The tunnel marked by the sign of the book led to the library. The star-marked passage probably led to the synagogue, or maybe the rabbi’s house. Surely the spear-and-wings sign marked the road to the fairy realm.
Underneath Marburg was a secret crossroads that connected some of its key folk. Charlie found that…hopeful. It seemed to be a sort of explanation, or a reflection, of the rabbi’s and the landgrave’s inclusive, all-embracing desire not to fight, but instead to talk.
And Rachel Rosenbaum was a keeper of this secret tradition.
And then, suddenly, Charlie understood some of Gnat’s words.
“…my friend…machine…wicked…”
Charlie snapped his head around to pay closer attention. The fairy with the orange- and yellow-streaked wings was staring at him; the others focused on Gnat, and Gnat exchanged words and wing buzzes with a muscular pixie whose brilliant royal-blue wings matched his tortoiseshell breastplate. He was the sole fairy armed not with a spear, but instead with a saber.
“…deny…secret purposes?” Royal Blue looked outraged and indignant.
Gnat snorted her irritation back. “…do you…lies?…London!”
Charlie met the undergravine’s gaze. She arched her eyebrows at him. “The machine understands.” She said it in German.
Gnat and Royal Blue shut up and spun around.
“I’m a boy.” Charlie spoke German too. “I’m a machine, but I’m a boy.”
“You’re a weapon,” the undergravine said. The other fairies had all fallen silent and moved to create a space around her. “Or a spy.”
“Y
ou’re the undergravine.” Charlie nodded down the passageway behind the pixies. “Your realm must lie that way.”
“The Undergraviate of Hesse.” The pixie tilted her head to one side and frowned. “Juliet is my name.” Her J sounded like a Y. “But since my disguise has fallen, you may address me as Your Ladyship.”
“I’m not a spy, Your Ladyship.” Of course, now he couldn’t reveal where he’d seen the undergravine before, without looking exactly like a spy. “My name’s Charlie. Charlie Pondicherry. I am a weapon, I think. It’s complicated, but…the people who designed me to be a weapon are my enemies. They killed my father, and if I’m going to be a weapon, I’ll be a weapon to defeat them.”
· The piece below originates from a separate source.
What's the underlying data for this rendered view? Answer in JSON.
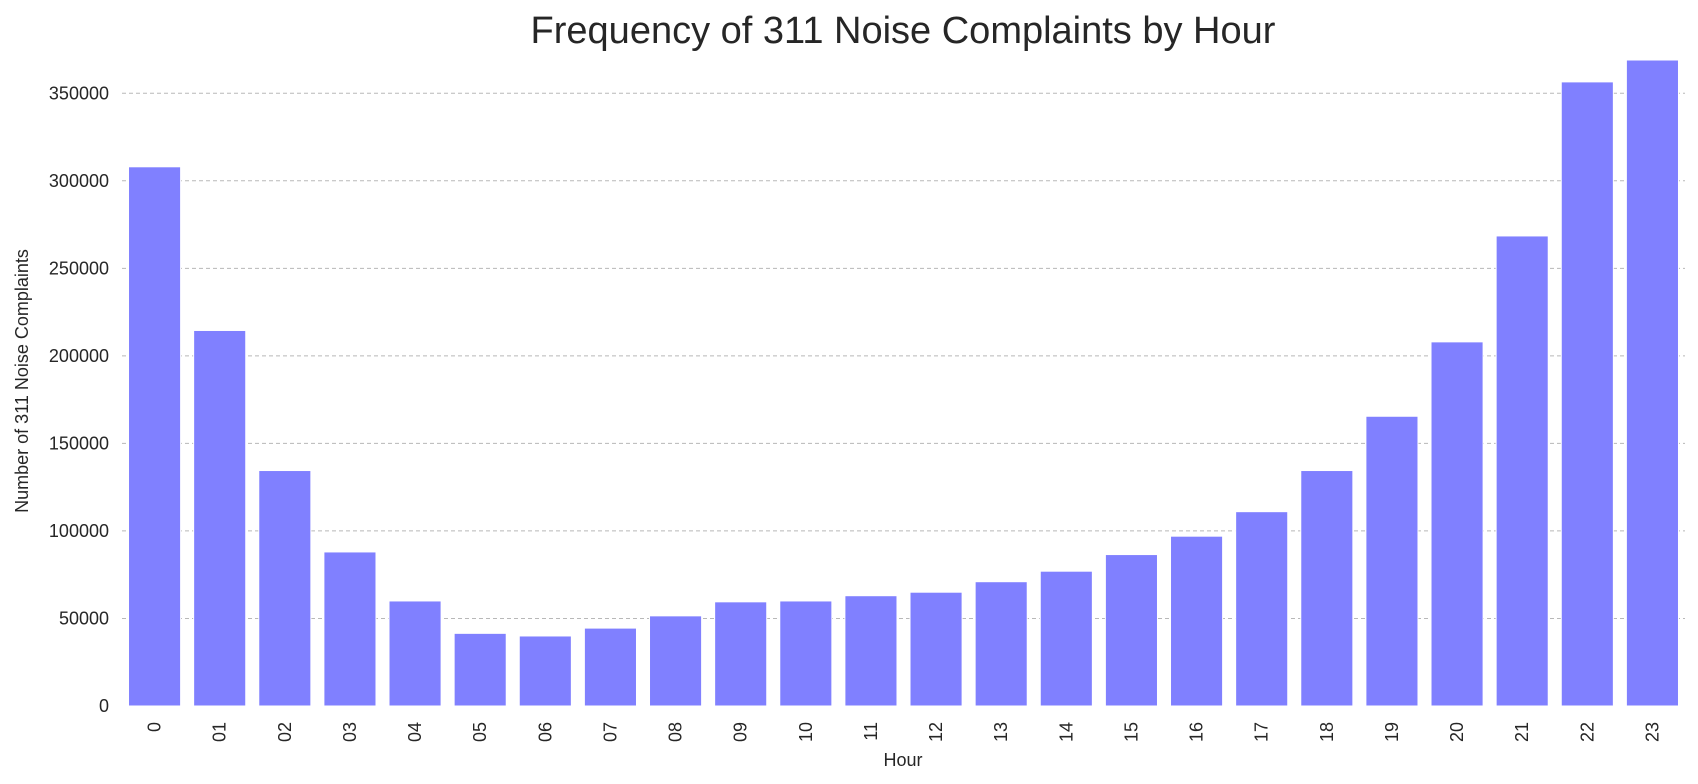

“Charlie,” Gnat whispered in English. “What’s happening?”
“Oh, you’re one to talk,” Ollie grunted. “Everyone has been spouting gibberish for five minutes. I’ve been tempted to change shape just to get a little attention.”
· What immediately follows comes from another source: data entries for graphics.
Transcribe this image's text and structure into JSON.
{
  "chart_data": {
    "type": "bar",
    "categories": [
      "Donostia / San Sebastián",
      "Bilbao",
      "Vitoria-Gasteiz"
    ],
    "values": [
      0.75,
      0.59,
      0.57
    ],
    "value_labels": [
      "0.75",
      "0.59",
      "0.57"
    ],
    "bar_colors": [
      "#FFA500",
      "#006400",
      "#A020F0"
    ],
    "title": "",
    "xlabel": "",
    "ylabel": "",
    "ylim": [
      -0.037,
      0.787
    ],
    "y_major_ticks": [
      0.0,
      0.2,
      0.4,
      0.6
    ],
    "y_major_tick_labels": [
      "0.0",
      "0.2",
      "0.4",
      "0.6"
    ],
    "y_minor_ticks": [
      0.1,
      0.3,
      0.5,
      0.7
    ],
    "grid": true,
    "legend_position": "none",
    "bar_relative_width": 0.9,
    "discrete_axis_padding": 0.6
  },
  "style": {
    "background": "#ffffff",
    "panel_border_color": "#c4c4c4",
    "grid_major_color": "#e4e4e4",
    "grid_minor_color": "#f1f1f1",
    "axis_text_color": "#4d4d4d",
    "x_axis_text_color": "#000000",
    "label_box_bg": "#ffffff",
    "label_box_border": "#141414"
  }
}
“This is…Her Ladyship.” Charlie said to Gnat, pointing to the undergravine with a gesture he hoped didn’t seem rude. “Juliet.”
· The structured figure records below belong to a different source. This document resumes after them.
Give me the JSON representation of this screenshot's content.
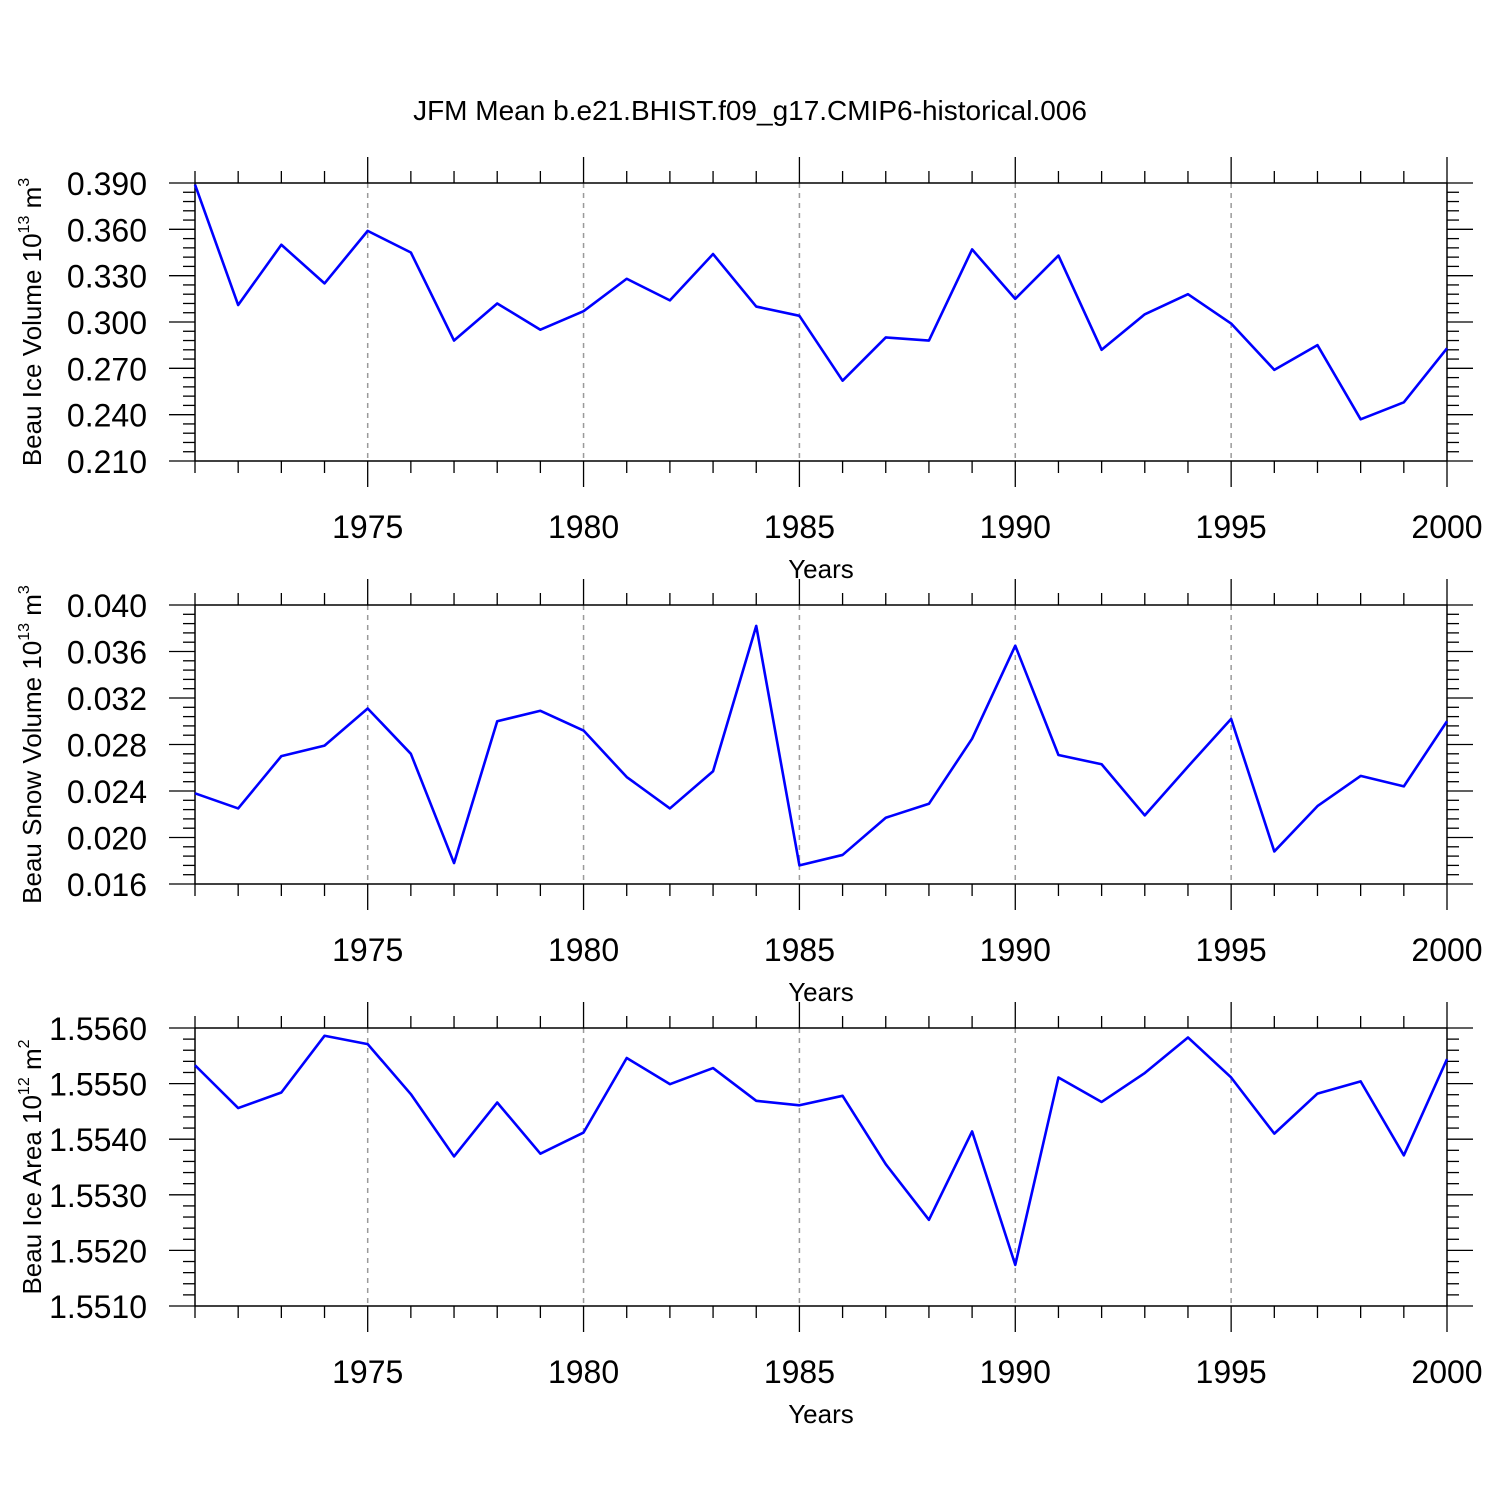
{
  "figure": {
    "title": "JFM Mean b.e21.BHIST.f09_g17.CMIP6-historical.006"
  },
  "colors": {
    "series": "#0000ff",
    "axis": "#000000",
    "grid": "#9a9a9a"
  },
  "chart_data": [
    {
      "type": "line",
      "title": "",
      "xlabel": "Years",
      "ylabel": {
        "text": "Beau Ice Volume 10",
        "exp": "13",
        "unit": " m",
        "unit_exp": "3"
      },
      "xlim": [
        1971,
        2000
      ],
      "ylim": [
        0.21,
        0.39
      ],
      "xticks": [
        "1975",
        "1980",
        "1985",
        "1990",
        "1995",
        "2000"
      ],
      "yticks": [
        "0.390",
        "0.360",
        "0.330",
        "0.300",
        "0.270",
        "0.240",
        "0.210"
      ],
      "grid": "vertical dashed at major x ticks",
      "x": [
        1971,
        1972,
        1973,
        1974,
        1975,
        1976,
        1977,
        1978,
        1979,
        1980,
        1981,
        1982,
        1983,
        1984,
        1985,
        1986,
        1987,
        1988,
        1989,
        1990,
        1991,
        1992,
        1993,
        1994,
        1995,
        1996,
        1997,
        1998,
        1999,
        2000
      ],
      "series": [
        {
          "values": [
            0.389,
            0.311,
            0.35,
            0.325,
            0.359,
            0.345,
            0.288,
            0.312,
            0.295,
            0.307,
            0.328,
            0.314,
            0.344,
            0.31,
            0.304,
            0.262,
            0.29,
            0.288,
            0.347,
            0.315,
            0.343,
            0.282,
            0.305,
            0.318,
            0.299,
            0.269,
            0.285,
            0.237,
            0.248,
            0.283
          ]
        }
      ]
    },
    {
      "type": "line",
      "title": "",
      "xlabel": "Years",
      "ylabel": {
        "text": "Beau Snow Volume 10",
        "exp": "13",
        "unit": " m",
        "unit_exp": "3"
      },
      "xlim": [
        1971,
        2000
      ],
      "ylim": [
        0.016,
        0.04
      ],
      "xticks": [
        "1975",
        "1980",
        "1985",
        "1990",
        "1995",
        "2000"
      ],
      "yticks": [
        "0.040",
        "0.036",
        "0.032",
        "0.028",
        "0.024",
        "0.020",
        "0.016"
      ],
      "grid": "vertical dashed at major x ticks",
      "x": [
        1971,
        1972,
        1973,
        1974,
        1975,
        1976,
        1977,
        1978,
        1979,
        1980,
        1981,
        1982,
        1983,
        1984,
        1985,
        1986,
        1987,
        1988,
        1989,
        1990,
        1991,
        1992,
        1993,
        1994,
        1995,
        1996,
        1997,
        1998,
        1999,
        2000
      ],
      "series": [
        {
          "values": [
            0.0238,
            0.0225,
            0.027,
            0.0279,
            0.0311,
            0.0272,
            0.0178,
            0.03,
            0.0309,
            0.0292,
            0.0252,
            0.0225,
            0.0257,
            0.0382,
            0.0176,
            0.0185,
            0.0217,
            0.0229,
            0.0285,
            0.0365,
            0.0271,
            0.0263,
            0.0219,
            0.0261,
            0.0302,
            0.0188,
            0.0227,
            0.0253,
            0.0244,
            0.03
          ]
        }
      ]
    },
    {
      "type": "line",
      "title": "",
      "xlabel": "Years",
      "ylabel": {
        "text": "Beau Ice Area 10",
        "exp": "12",
        "unit": " m",
        "unit_exp": "2"
      },
      "xlim": [
        1971,
        2000
      ],
      "ylim": [
        1.551,
        1.556
      ],
      "xticks": [
        "1975",
        "1980",
        "1985",
        "1990",
        "1995",
        "2000"
      ],
      "yticks": [
        "1.5560",
        "1.5550",
        "1.5540",
        "1.5530",
        "1.5520",
        "1.5510"
      ],
      "grid": "vertical dashed at major x ticks",
      "x": [
        1971,
        1972,
        1973,
        1974,
        1975,
        1976,
        1977,
        1978,
        1979,
        1980,
        1981,
        1982,
        1983,
        1984,
        1985,
        1986,
        1987,
        1988,
        1989,
        1990,
        1991,
        1992,
        1993,
        1994,
        1995,
        1996,
        1997,
        1998,
        1999,
        2000
      ],
      "series": [
        {
          "values": [
            1.55533,
            1.55456,
            1.55484,
            1.55586,
            1.55571,
            1.55481,
            1.55369,
            1.55466,
            1.55374,
            1.55412,
            1.55546,
            1.55499,
            1.55528,
            1.55469,
            1.55461,
            1.55478,
            1.55355,
            1.55255,
            1.55414,
            1.55174,
            1.55511,
            1.55467,
            1.55519,
            1.55583,
            1.55511,
            1.5541,
            1.55482,
            1.55504,
            1.55371,
            1.55544
          ]
        }
      ]
    }
  ]
}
“Juliet Edelstein, Undergravine of Hesse.” The undergravine fluttered up, rising above her soldiers as she switched to English. She handed her helmet to one of her warriors, unchaining the glittering blue hair that sprang from her head like a crown. Her chin rose, and the way she held her spear in front of her body made it resemble a scepter. She addressed Gnat. “And I have heard more than enough of my captain’s semi-competent attempt to get information out of you. Tell me who you are and what this spying little device is, or we will destroy you both.”
Royal Blue shrank at the criticism.
Gnat, though, rose higher in the air, to a level just inches below that of the undergravine. “Aye, my friend is a machine, but he’s no spy, and he did not come here to threaten your realm. I am Natalie de Minimis.” Her voice was surprisingly loud. “My mother and her mothers before her have been the baronesses of Underthames since the days of Rome, and I’ll not suffer such threats from you.”